In my eyes, there is no deep difference between these two approaches. One question that can be simulated by MPS also can be done by DMRG. So, In practical computation in 1D systems, I believe DMRG is preferred for its simplicity.
Does mps approach have a typical advantage against DMRG in practical simulation?
 A: Matrix product state (MPS) is a way to write down many-body quantum states. It's a natural representation for infinite 1D states that bipartite entanglement entropy obeys area-law ($S = constant$). This doesn't mean that it can't represent finite systems which are not 1D and $S = F(L)$, where L is some dimension of the system.
Depending on the dimensionality and size of the system an MPS can more or less efficiently approximate the full state. 
It's important to understand that while it may be possible to describe the full many-body state accurately using much less information than the full state has ("much" means exponentially less), it is not obvious that it is possible to do it within an exponentially more efficient algorithm than exact diagonalization.

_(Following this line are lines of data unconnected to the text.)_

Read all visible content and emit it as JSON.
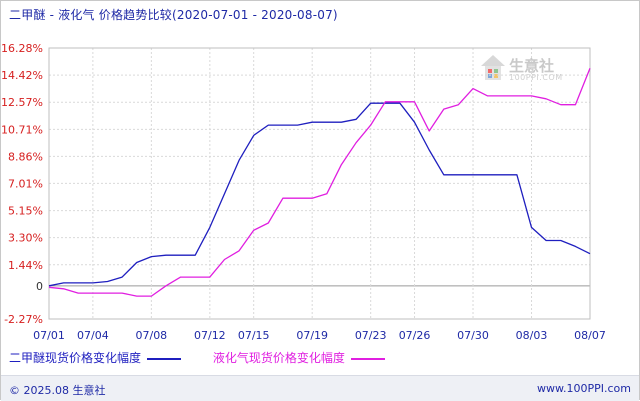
{
  "title": {
    "main": "二甲醚 - 液化气 价格趋势比较",
    "range": "(2020-07-01 - 2020-08-07)"
  },
  "watermark": {
    "brand": "生意社",
    "url": "100PPI.COM"
  },
  "footer": {
    "copyright": "© 2025.08 生意社",
    "website": "www.100PPI.com"
  },
  "colors": {
    "series1": "#1f1fbf",
    "series2": "#e01fe0",
    "positive_tick": "#d62020",
    "negative_tick": "#d62020",
    "zero_tick": "#333333",
    "x_tick": "#1f2aa6",
    "grid": "#d9d9d9"
  },
  "chart_data": {
    "type": "line",
    "x_ticks": [
      "07/01",
      "07/04",
      "07/08",
      "07/12",
      "07/15",
      "07/19",
      "07/23",
      "07/26",
      "07/30",
      "08/03",
      "08/07"
    ],
    "y_ticks": [
      "16.28%",
      "14.42%",
      "12.57%",
      "10.71%",
      "8.86%",
      "7.01%",
      "5.15%",
      "3.30%",
      "1.44%",
      "0",
      "-2.27%"
    ],
    "ylim": [
      -2.27,
      16.28
    ],
    "grid": true,
    "legend_position": "bottom",
    "series": [
      {
        "name": "二甲醚现货价格变化幅度",
        "x": [
          "07/01",
          "07/02",
          "07/03",
          "07/04",
          "07/05",
          "07/06",
          "07/07",
          "07/08",
          "07/09",
          "07/10",
          "07/11",
          "07/12",
          "07/13",
          "07/14",
          "07/15",
          "07/16",
          "07/17",
          "07/18",
          "07/19",
          "07/20",
          "07/21",
          "07/22",
          "07/23",
          "07/24",
          "07/25",
          "07/26",
          "07/27",
          "07/28",
          "07/29",
          "07/30",
          "07/31",
          "08/01",
          "08/02",
          "08/03",
          "08/04",
          "08/05",
          "08/06",
          "08/07"
        ],
        "values": [
          0,
          0.2,
          0.2,
          0.2,
          0.3,
          0.6,
          1.6,
          2.0,
          2.1,
          2.1,
          2.1,
          4.0,
          6.3,
          8.6,
          10.3,
          11.0,
          11.0,
          11.0,
          11.2,
          11.2,
          11.2,
          11.4,
          12.5,
          12.5,
          12.5,
          11.2,
          9.3,
          7.6,
          7.6,
          7.6,
          7.6,
          7.6,
          7.6,
          4.0,
          3.1,
          3.1,
          2.7,
          2.2
        ]
      },
      {
        "name": "液化气现货价格变化幅度",
        "x": [
          "07/01",
          "07/02",
          "07/03",
          "07/04",
          "07/05",
          "07/06",
          "07/07",
          "07/08",
          "07/09",
          "07/10",
          "07/11",
          "07/12",
          "07/13",
          "07/14",
          "07/15",
          "07/16",
          "07/17",
          "07/18",
          "07/19",
          "07/20",
          "07/21",
          "07/22",
          "07/23",
          "07/24",
          "07/25",
          "07/26",
          "07/27",
          "07/28",
          "07/29",
          "07/30",
          "07/31",
          "08/01",
          "08/02",
          "08/03",
          "08/04",
          "08/05",
          "08/06",
          "08/07"
        ],
        "values": [
          -0.1,
          -0.2,
          -0.5,
          -0.5,
          -0.5,
          -0.5,
          -0.7,
          -0.7,
          0,
          0.6,
          0.6,
          0.6,
          1.8,
          2.4,
          3.8,
          4.3,
          6.0,
          6.0,
          6.0,
          6.3,
          8.3,
          9.8,
          11.0,
          12.6,
          12.6,
          12.6,
          10.6,
          12.1,
          12.4,
          13.5,
          13.0,
          13.0,
          13.0,
          13.0,
          12.8,
          12.4,
          12.4,
          14.9
        ]
      }
    ]
  }
}
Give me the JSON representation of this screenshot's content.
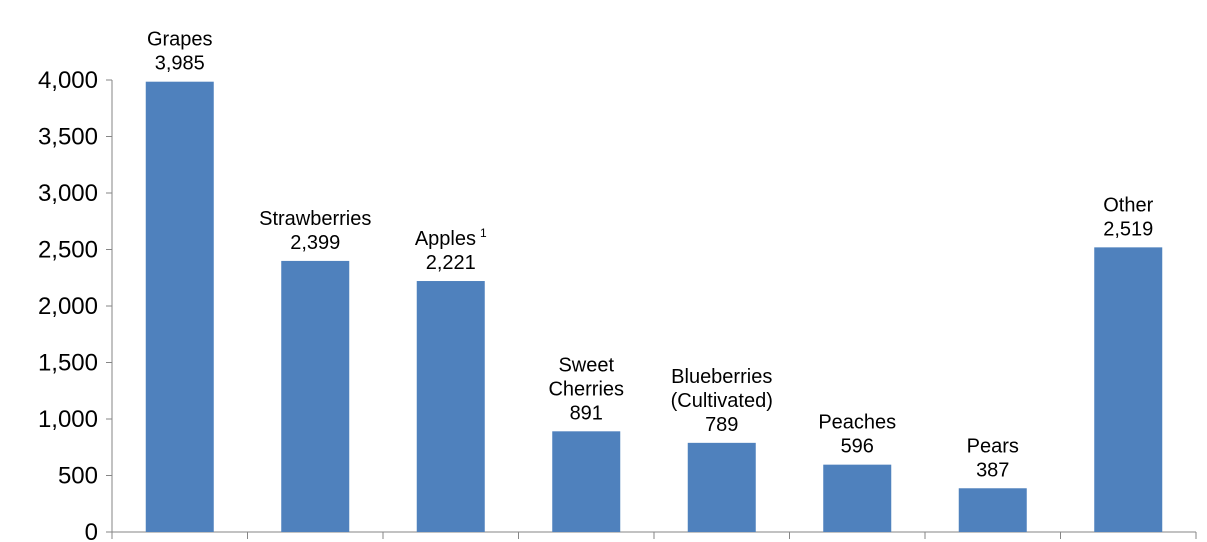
{
  "chart_data": {
    "type": "bar",
    "title": "",
    "xlabel": "",
    "ylabel": "",
    "ylim": [
      0,
      4000
    ],
    "yticks": [
      "0",
      "500",
      "1,000",
      "1,500",
      "2,000",
      "2,500",
      "3,000",
      "3,500",
      "4,000"
    ],
    "grid": false,
    "legend": "none",
    "bar_color": "#4f81bd",
    "categories": [
      {
        "lines": [
          "Grapes"
        ],
        "sup": "",
        "value": 3985,
        "value_label": "3,985"
      },
      {
        "lines": [
          "Strawberries"
        ],
        "sup": "",
        "value": 2399,
        "value_label": "2,399"
      },
      {
        "lines": [
          "Apples"
        ],
        "sup": "1",
        "value": 2221,
        "value_label": "2,221"
      },
      {
        "lines": [
          "Sweet",
          "Cherries"
        ],
        "sup": "",
        "value": 891,
        "value_label": "891"
      },
      {
        "lines": [
          "Blueberries",
          "(Cultivated)"
        ],
        "sup": "",
        "value": 789,
        "value_label": "789"
      },
      {
        "lines": [
          "Peaches"
        ],
        "sup": "",
        "value": 596,
        "value_label": "596"
      },
      {
        "lines": [
          "Pears"
        ],
        "sup": "",
        "value": 387,
        "value_label": "387"
      },
      {
        "lines": [
          "Other"
        ],
        "sup": "",
        "value": 2519,
        "value_label": "2,519"
      }
    ]
  }
}
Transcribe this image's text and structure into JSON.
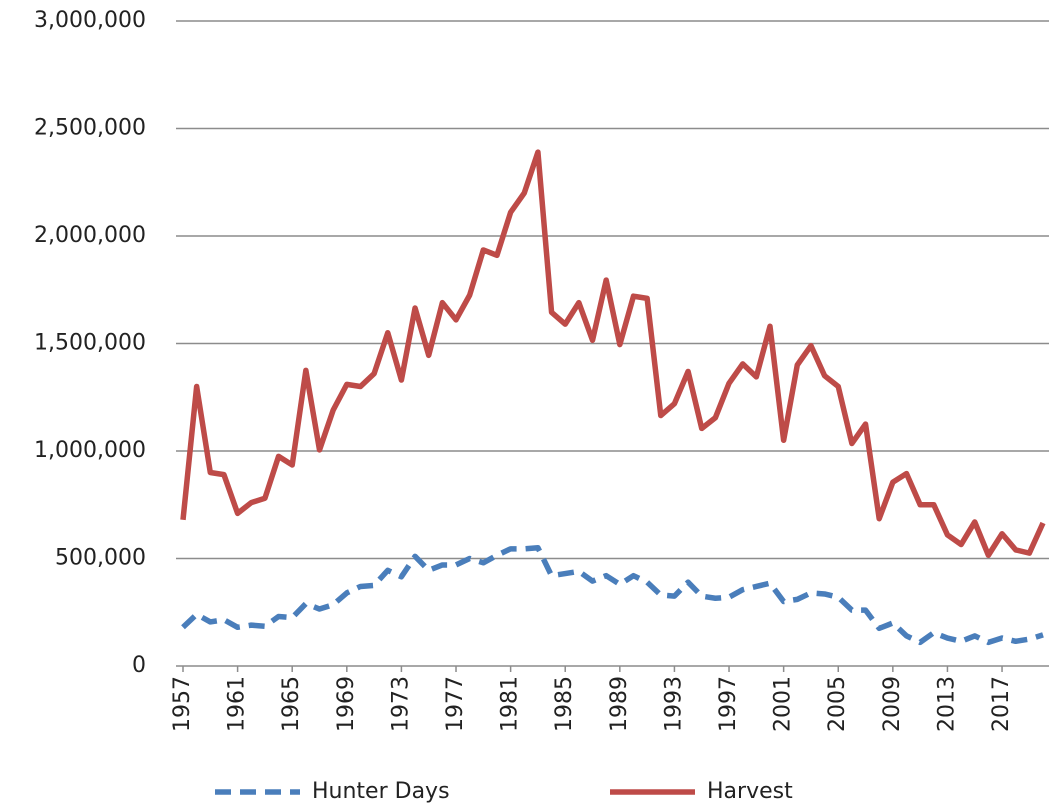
{
  "chart_data": {
    "type": "line",
    "x": [
      1957,
      1958,
      1959,
      1960,
      1961,
      1962,
      1963,
      1964,
      1965,
      1966,
      1967,
      1968,
      1969,
      1970,
      1971,
      1972,
      1973,
      1974,
      1975,
      1976,
      1977,
      1978,
      1979,
      1980,
      1981,
      1982,
      1983,
      1984,
      1985,
      1986,
      1987,
      1988,
      1989,
      1990,
      1991,
      1992,
      1993,
      1994,
      1995,
      1996,
      1997,
      1998,
      1999,
      2000,
      2001,
      2002,
      2003,
      2004,
      2005,
      2006,
      2007,
      2008,
      2009,
      2010,
      2011,
      2012,
      2013,
      2014,
      2015,
      2016,
      2017,
      2018,
      2019,
      2020
    ],
    "xlim": [
      1957,
      2020
    ],
    "xticks": [
      1957,
      1961,
      1965,
      1969,
      1973,
      1977,
      1981,
      1985,
      1989,
      1993,
      1997,
      2001,
      2005,
      2009,
      2013,
      2017
    ],
    "ylim": [
      0,
      3000000
    ],
    "yticks": [
      0,
      {
        "value": 500000,
        "label": "500,000"
      },
      {
        "value": 1000000,
        "label": "1,000,000"
      },
      {
        "value": 1500000,
        "label": "1,500,000"
      },
      {
        "value": 2000000,
        "label": "2,000,000"
      },
      {
        "value": 2500000,
        "label": "2,500,000"
      },
      {
        "value": 3000000,
        "label": "3,000,000"
      }
    ],
    "grid": true,
    "legend": "bottom",
    "series": [
      {
        "name": "Hunter Days",
        "color": "#4a7ebb",
        "style": "dashed",
        "values": [
          180000,
          240000,
          205000,
          215000,
          180000,
          190000,
          185000,
          230000,
          225000,
          290000,
          265000,
          285000,
          340000,
          370000,
          375000,
          445000,
          415000,
          510000,
          445000,
          470000,
          470000,
          500000,
          480000,
          515000,
          545000,
          545000,
          550000,
          420000,
          430000,
          440000,
          395000,
          420000,
          380000,
          420000,
          390000,
          330000,
          325000,
          390000,
          325000,
          315000,
          320000,
          355000,
          370000,
          385000,
          300000,
          310000,
          340000,
          335000,
          320000,
          260000,
          260000,
          175000,
          200000,
          140000,
          110000,
          155000,
          130000,
          115000,
          140000,
          110000,
          130000,
          115000,
          125000,
          145000
        ]
      },
      {
        "name": "Harvest",
        "color": "#be4b48",
        "style": "solid",
        "values": [
          680000,
          1300000,
          900000,
          890000,
          710000,
          760000,
          780000,
          975000,
          935000,
          1375000,
          1005000,
          1190000,
          1310000,
          1300000,
          1360000,
          1550000,
          1330000,
          1665000,
          1445000,
          1690000,
          1610000,
          1725000,
          1935000,
          1910000,
          2110000,
          2200000,
          2390000,
          1645000,
          1590000,
          1690000,
          1515000,
          1795000,
          1495000,
          1720000,
          1710000,
          1165000,
          1220000,
          1370000,
          1105000,
          1155000,
          1315000,
          1405000,
          1345000,
          1580000,
          1050000,
          1400000,
          1490000,
          1350000,
          1300000,
          1035000,
          1125000,
          685000,
          855000,
          895000,
          750000,
          750000,
          610000,
          565000,
          670000,
          515000,
          615000,
          540000,
          525000,
          665000
        ]
      }
    ]
  }
}
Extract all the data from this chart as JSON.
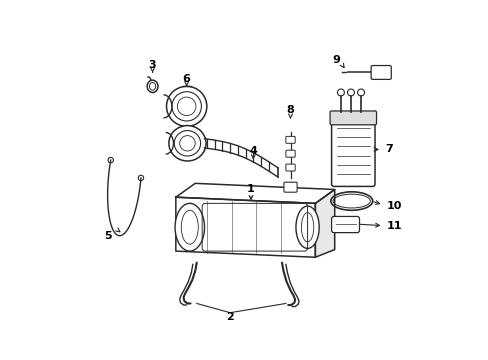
{
  "bg_color": "#ffffff",
  "lc": "#2a2a2a",
  "figsize": [
    4.89,
    3.6
  ],
  "dpi": 100,
  "xlim": [
    0,
    489
  ],
  "ylim": [
    360,
    0
  ]
}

Density matrix renormalization group (DMRG) is an efficient method to find the optimal MPS representation of the many-body state. For example, it can target ground states of gapped 1D systems accurately. However, that only scratches the surface of its applicability. It's important to state here that DMRG can target general states that can be well approximated by MPS and not just ground states, however, to do that you need to do Shift-Inversion with some iterative $Ax=b$ solver. Recently there has been a lot of research progress along this direction, using DMRG method to target highly-excited (finite-energy-density) states in many-body localization (MBL) systems, and the method is now called DMRG-X (with "X" stands for excited states). It is also important to state that DMRG may not be the most efficient algorithm,  but it is the most common algorithm to optimize MPS.
A: MPS are ansatz wavefunctions that need to be optimized to describe the ground-state of a given Hamiltonian.
DMRG is one of the best method we have to optimize the MPS. Therefore you can think of MPS as a framework, and DMRG as an algorithm. Of course, this is not how things where developed historically, but that is the current reinterpretation.
A: I think mps is the inner structure of DMRG. And also mps is the reason why DMRG can succeed for its catching low entanglement of 1D systems. While considering systems in PBC conditon, VMPS can acheive much better results than DMRG. In some way, I think DMRG is nothing more than a special version of VMPS approach. DMRG's theory lies in mps.